VoIP problems: internet provider or VoIP provider?
December 20, 2005 12:41 PM   Subscribe

My VoIP is horrible today - calls dropping constantly. This is not new, but it's at an all-time high and is impossible to use the line for business. How do I know if it's the VoIP provider, or is this my broadband service (it's cable modem)? Who do I call and complain to?
posted by micawber to Computers & Internet (5 answers total)
 
The Hawking Broadband "booster" does some quality of service magic and apparently helps VoIP quality. I dunno if it helps if the problem is upstream though.

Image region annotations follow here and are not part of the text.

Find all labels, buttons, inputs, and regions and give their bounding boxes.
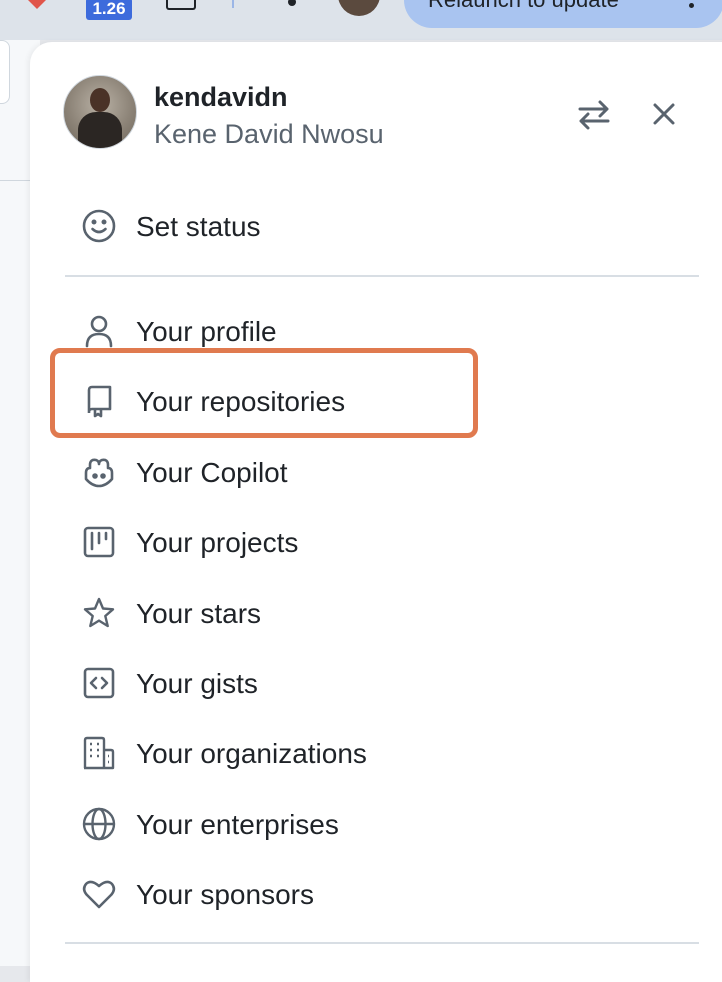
menu-item-projects[interactable]: Your projects: [78, 518, 638, 566]
browser-profile-avatar[interactable]: [338, 0, 380, 16]
highlight-box: [50, 348, 478, 438]
menu-divider: [65, 942, 699, 944]
close-icon[interactable]: [646, 96, 682, 132]
copilot-icon: [84, 458, 114, 488]
relaunch-button[interactable]: Relaunch to update: [404, 0, 722, 28]
smiley-icon: [82, 209, 116, 243]
menu-item-copilot[interactable]: Your Copilot: [78, 448, 638, 496]
kebab-menu-icon[interactable]: [689, 3, 694, 8]
menu-item-label: Your organizations: [136, 738, 367, 769]
organization-icon: [83, 736, 115, 770]
menu-item-label: Your profile: [136, 316, 277, 347]
toolbar-dot-icon[interactable]: [288, 0, 296, 6]
menu-item-label: Your stars: [136, 598, 262, 629]
table-icon: [83, 526, 115, 558]
menu-item-enterprises[interactable]: Your enterprises: [78, 800, 638, 848]
set-status-button[interactable]: Set status: [78, 202, 638, 250]
username: kendavidn: [154, 82, 288, 112]
extension-icon[interactable]: [26, 0, 48, 10]
full-name: Kene David Nwosu: [154, 119, 384, 149]
code-square-icon: [83, 667, 115, 699]
tab-search-icon[interactable]: [166, 0, 196, 10]
arrow-switch-icon[interactable]: [574, 96, 614, 132]
menu-item-organizations[interactable]: Your organizations: [78, 729, 638, 777]
menu-item-label: Your projects: [136, 527, 299, 558]
toolbar-divider: [232, 0, 234, 8]
menu-item-label: Your gists: [136, 668, 258, 699]
menu-item-label: Your sponsors: [136, 879, 314, 910]
browser-toolbar: 1.26 Relaunch to update: [0, 0, 722, 40]
menu-item-label: Your Copilot: [136, 457, 288, 488]
person-icon: [85, 315, 113, 348]
menu-item-sponsors[interactable]: Your sponsors: [78, 870, 638, 918]
menu-item-gists[interactable]: Your gists: [78, 659, 638, 707]
set-status-label: Set status: [136, 211, 261, 242]
star-icon: [83, 597, 115, 628]
extension-badge[interactable]: 1.26: [86, 0, 132, 20]
background-input: [0, 40, 10, 104]
avatar: [63, 75, 137, 149]
menu-item-label: Your enterprises: [136, 809, 339, 840]
menu-item-stars[interactable]: Your stars: [78, 589, 638, 637]
user-menu-panel: kendavidn Kene David Nwosu Set status Yo…: [30, 42, 722, 982]
globe-icon: [82, 807, 116, 841]
menu-divider: [65, 275, 699, 277]
relaunch-label: Relaunch to update: [428, 0, 619, 12]
heart-icon: [82, 880, 116, 909]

If your cable provider is Rogers in Canada, the easy answer is that there's no one you can call - they don't care.
posted by GuyZero at 12:58 PM on December 20, 2005


Response by poster: I should mention that this is cable modem (time warner roadrunner in nyc) and that I am on a mac. But I did ping some sites and I have 0% packet loss. no one else besides me is here, there are no file sharing or bittorrent or anything else going on, and I am on a mac and there are no viruses or worms.

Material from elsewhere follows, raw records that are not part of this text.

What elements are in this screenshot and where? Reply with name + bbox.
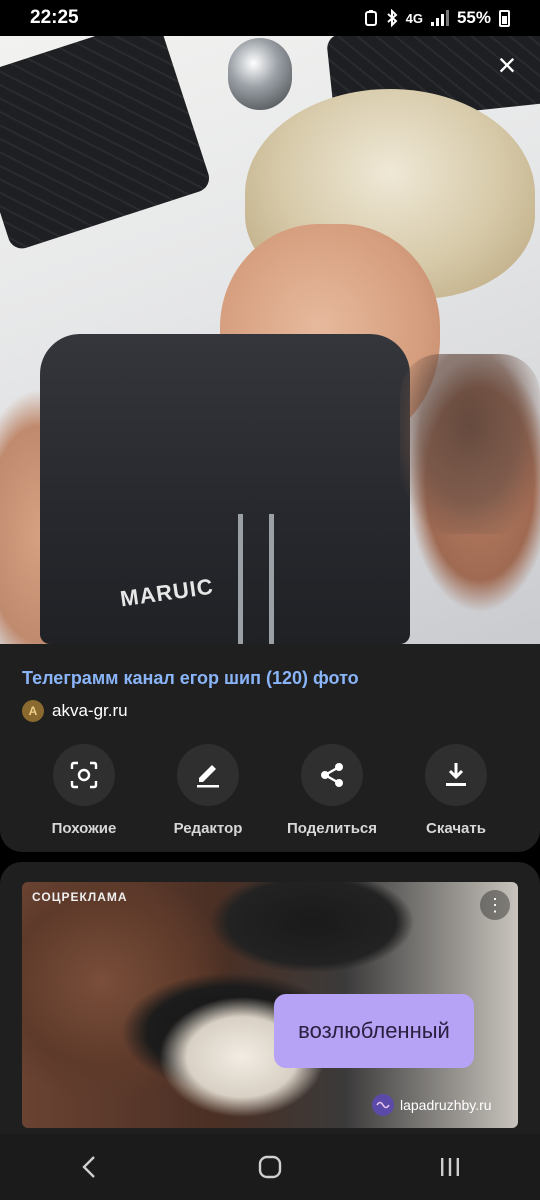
arm-tattoo [400,354,540,534]
pencil-icon [177,744,239,806]
status-bar: 22:25 4G 55% [0,0,540,36]
close-button[interactable]: × [488,46,526,84]
ad-domain-text: lapadruzhby.ru [400,1097,492,1113]
status-time: 22:25 [30,7,79,28]
result-title-link[interactable]: Телеграмм канал егор шип (120) фото [22,668,359,689]
share-icon [301,744,363,806]
similar-label: Похожие [51,820,117,837]
source-domain: akva-gr.ru [52,701,128,720]
download-icon [425,744,487,806]
editor-label: Редактор [173,820,243,837]
chrome-cleat [228,38,292,110]
main-image[interactable]: MARUIC [0,34,540,644]
deck-pad-left [0,34,213,253]
ad-tag: СОЦРЕКЛАМА [32,890,128,904]
signal-icon [430,10,449,26]
download-button[interactable]: Скачать [394,744,518,837]
home-icon[interactable] [240,1147,300,1187]
site-favicon-icon: A [22,700,44,722]
action-row: Похожие Редактор Поделиться Скачать [0,744,540,837]
ad-caption: возлюбленный [274,994,474,1068]
lens-search-icon [53,744,115,806]
back-icon[interactable] [60,1147,120,1187]
status-icons: 4G 55% [364,8,510,28]
system-nav-bar [0,1134,540,1200]
share-button[interactable]: Поделиться [270,744,394,837]
editor-button[interactable]: Редактор [146,744,270,837]
more-options-icon[interactable]: ⋮ [480,890,510,920]
vest-zipper [238,514,274,644]
share-label: Поделиться [286,820,378,837]
ad-card: СОЦРЕКЛАМА ⋮ возлюбленный lapadruzhby.ru [0,862,540,1152]
battery-percent: 55% [456,8,491,27]
vest [40,334,410,644]
similar-button[interactable]: Похожие [22,744,146,837]
recent-apps-icon[interactable] [420,1147,480,1187]
image-info-card: Телеграмм канал егор шип (120) фото A ak… [0,644,540,852]
battery-saver-icon [364,10,377,26]
network-type: 4G [405,10,423,26]
battery-icon [499,9,510,27]
download-label: Скачать [426,820,486,837]
result-source[interactable]: A akva-gr.ru [22,700,128,722]
ad-domain: lapadruzhby.ru [372,1094,492,1116]
ad-logo-icon [372,1094,394,1116]
ad-image[interactable]: СОЦРЕКЛАМА ⋮ возлюбленный lapadruzhby.ru [22,882,518,1128]
bluetooth-icon [386,9,398,27]
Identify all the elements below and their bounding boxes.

I rebooted both the cable modem and the phone modem and we'll see if that helps.
posted by micawber at 1:13 PM on December 20, 2005


Could it be that a lot of people in NYC are telecommuting today?
posted by TonyRobots at 2:17 PM on December 20, 2005


I second odinsdream's experience - I was given a replacement DOCSIS 2.0 modem (a motorola surfboard) at no charge just a week ago.
posted by wzcx at 2:40 PM on December 20, 2005


I'll third odinstream's experience -- I started having similar trouble with VOIP awhile back, and replaced my ancient (relatively speaking) pre-DOCSIS RCA cable modem with a more up-to-date one, and not only did my VOIP become rock solid, my download speeds in general improved singificantly.

I suspect that this was the result over time of them optimizing the network for the newer modems, until finally mine was too out-of-spec to do the job. The problems didn't surface in simple stuff like web browsing, and I didn't notice much packet loss in pings either, but call quality just became crappy, with lots of digital artifacts and disconnects.

The downside was that the cable co. were not interested in replacing their "rented" modem at their cost, and the price difference for "byo" was negligible, but the $75 or so out of pocket to replace it myself with an over-the-counter model was well worthwhile.